Whereas companies such as Aviva, Generali International and Royal London 360 provide direct access to the funds you choose and place all the charges in the wrapper; virtually all their competitors use ‘Mirror Funds’ which more often than not contain additional expenses.
A mirror fund invests exclusively in the underlying fund (i.e. the Invesco UK Equity Fund) but, rather than investing your capital directly into the fund as Aviva, Generali and Royal London 360 do, the financial institution creates a fully licensed and regulated mirror version of the fund. As well as the additional administration costs of running a mirror version of a fund, the fund has to meet financial regulation in its own right and therefore also incurs compliance expenses.
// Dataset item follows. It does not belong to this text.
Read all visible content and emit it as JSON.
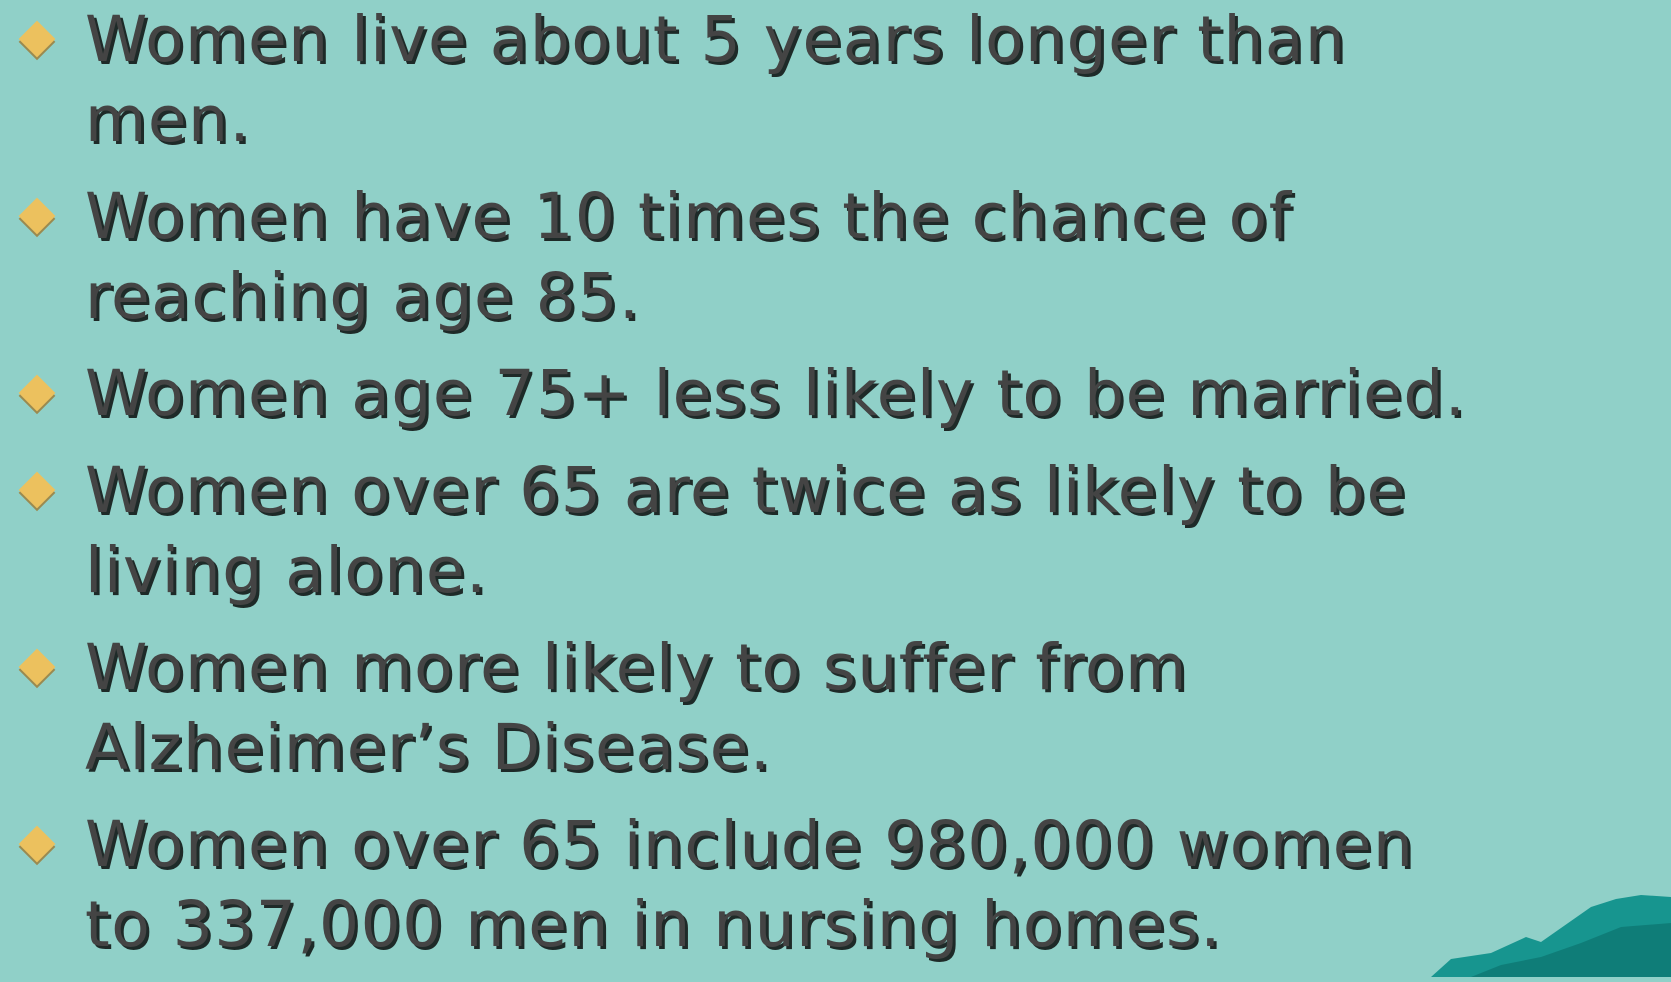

Where the mirror fund is managed by an external fund manager, there may also be an additional annual management charge levied by the fund managers to cover their fees similar to the charges in a ‘fund of funds’ product.
The mirror fund may also hold a proportion of its value in cash to aid liquidity; which is an important function of fund administration. This often results in the performance of the mirror fund differing from the performance of the underlying fund as the cash element in the mirror fund places a drag on the growth of the fund.
The effect of the additional administrative charge on the fund and the cash element is that, whilst the performance of the mirror fund price will rise and fall broadly in line with the performance of the underlying fund, the returns will be lower than those obtained via direct investment.
Consequently, look towards financial institutions that place all their charges in the wrapper; making the whole product more transparent. These products may not look as attractive upfront but it will probably be in your interest long-term.